Strangely assertive-riffed first song, “The Stroller”, deludes the listener into assuming things might get almost kind of metal on That’s How We Burn, the axe-grinding seeming a little too broadly melodramatic in an opener for a band more at home with crunchy compositions guys like Scott McCaughey (Minus 5, Young Fresh Fellows) create.
Sort of how like the smoking girl with the shark hat on the beach on the cover might mix someone up into thinking this is the next batch of Girls, Dum Dum and/or Vivian. Instead, as the lyrics almost too-quickly unroll stories of “shooting up in bed,” “she said you’re a dog and it is your stick that has got me riled,” “cheering you up is a wicked task” and their “take and leave it lifestyle(s)” reveal Kircher and his fellow musicians as perhaps the insouciant control freaks and co-dependents haunting those gals’ guts or glory fables.
Besides the full-throttle of “The Stroller” (which does have an awesome paradox in its cognitive behavior advise of a chorus, “when you panic, do you count to ten / when you’re surrounded, do you hold your breath”; one is bad, the other not), only the sort-of ballad “Summer Mess” is musically all speedy-hooked garage-beat punk pop.

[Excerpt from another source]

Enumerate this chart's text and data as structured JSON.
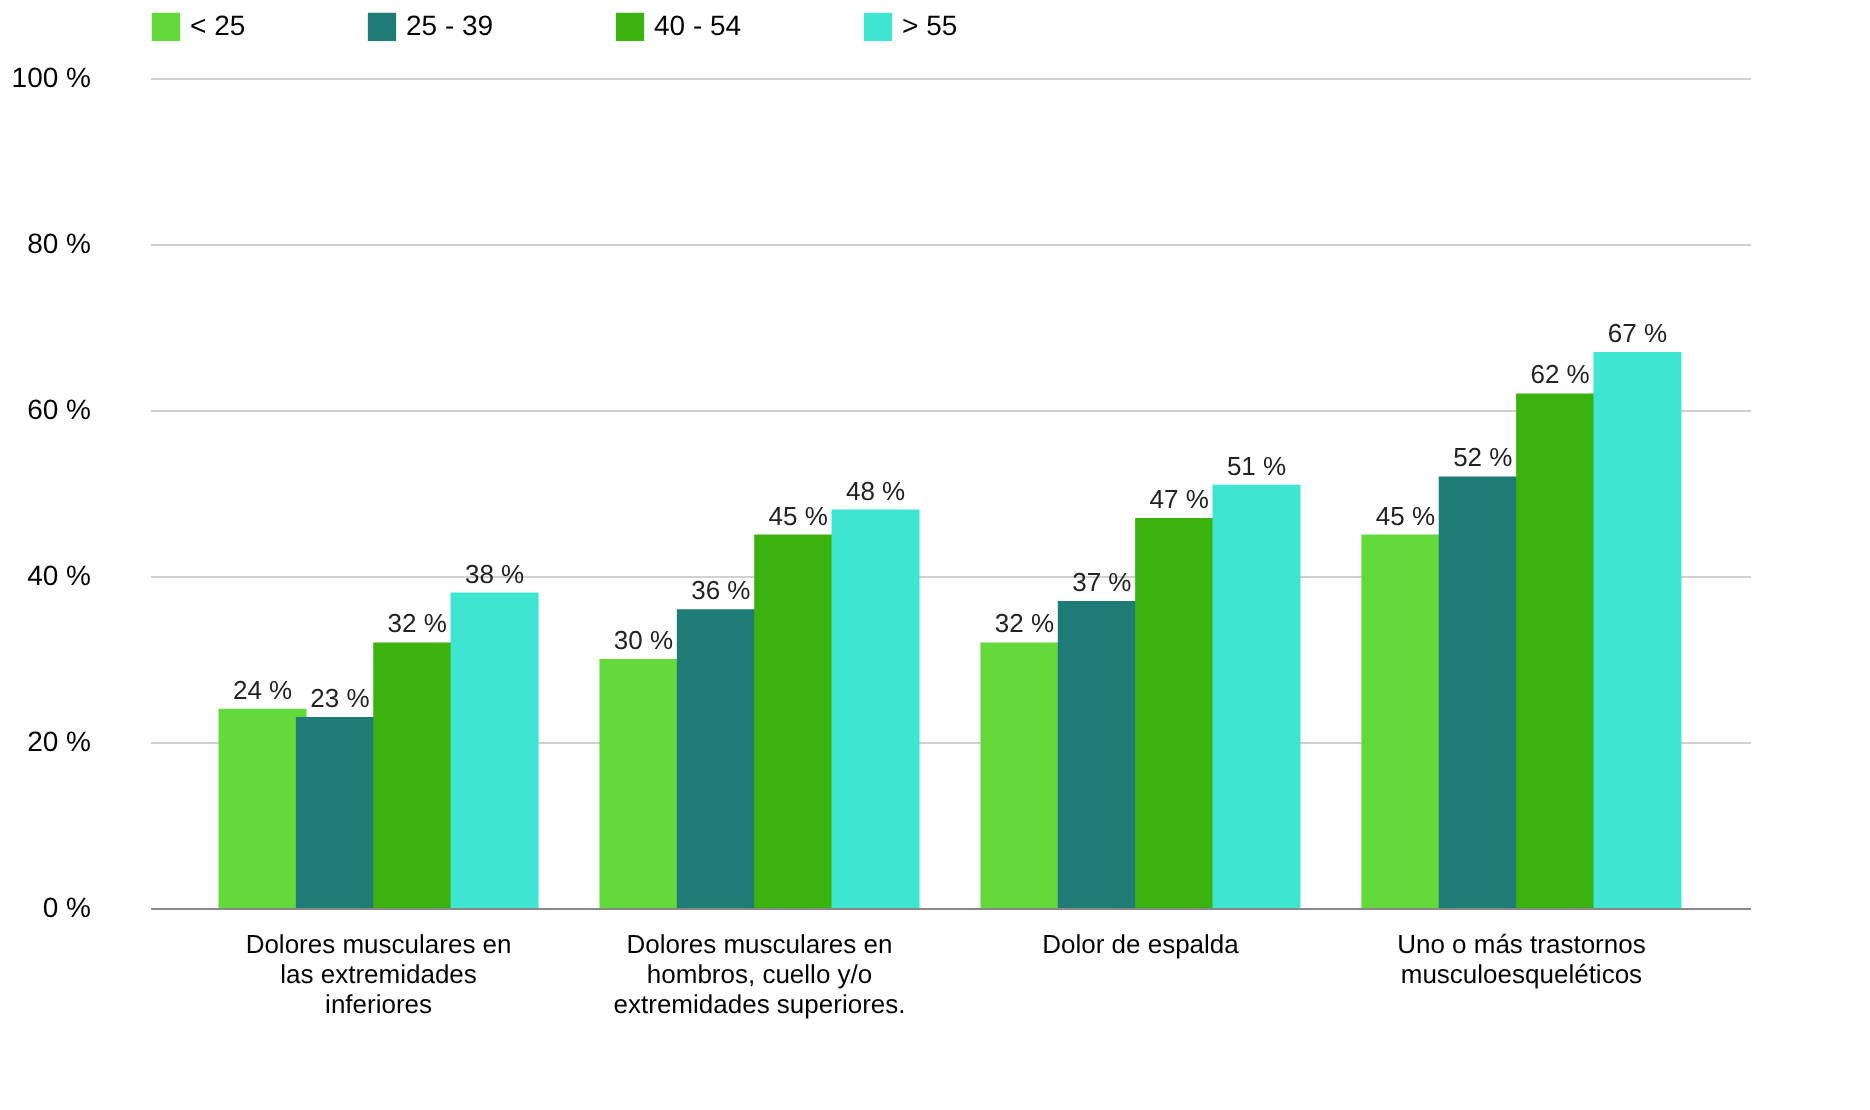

I keep hitting repeat on songs, wanting to dive back into these terse, sometimes vicious (to self and others) words and worlds, picturing the basement lives spilling over into dark parties undone and new scenes becoming just another “house of sin.” It’s to Jaill’s storytelling skills these skinned knee tales are so inviting, but I think a lot of that has to do with both the amounts of verse being thrown out keeping you attentive, along with the quality of never letting a riff go on too long in any direction before being ganged up with a vocal crescendo or a six string mash up.
I will admit I don’t have many people I could recommend this album to easily; it’s not an easy full length to peg. It’s not a category or genre; it’s a cranky, well-made chunk of struggle and bliss. I wouldn’t hesitate to see them live and I can’t stop playing it, and I’ll just leave it at that.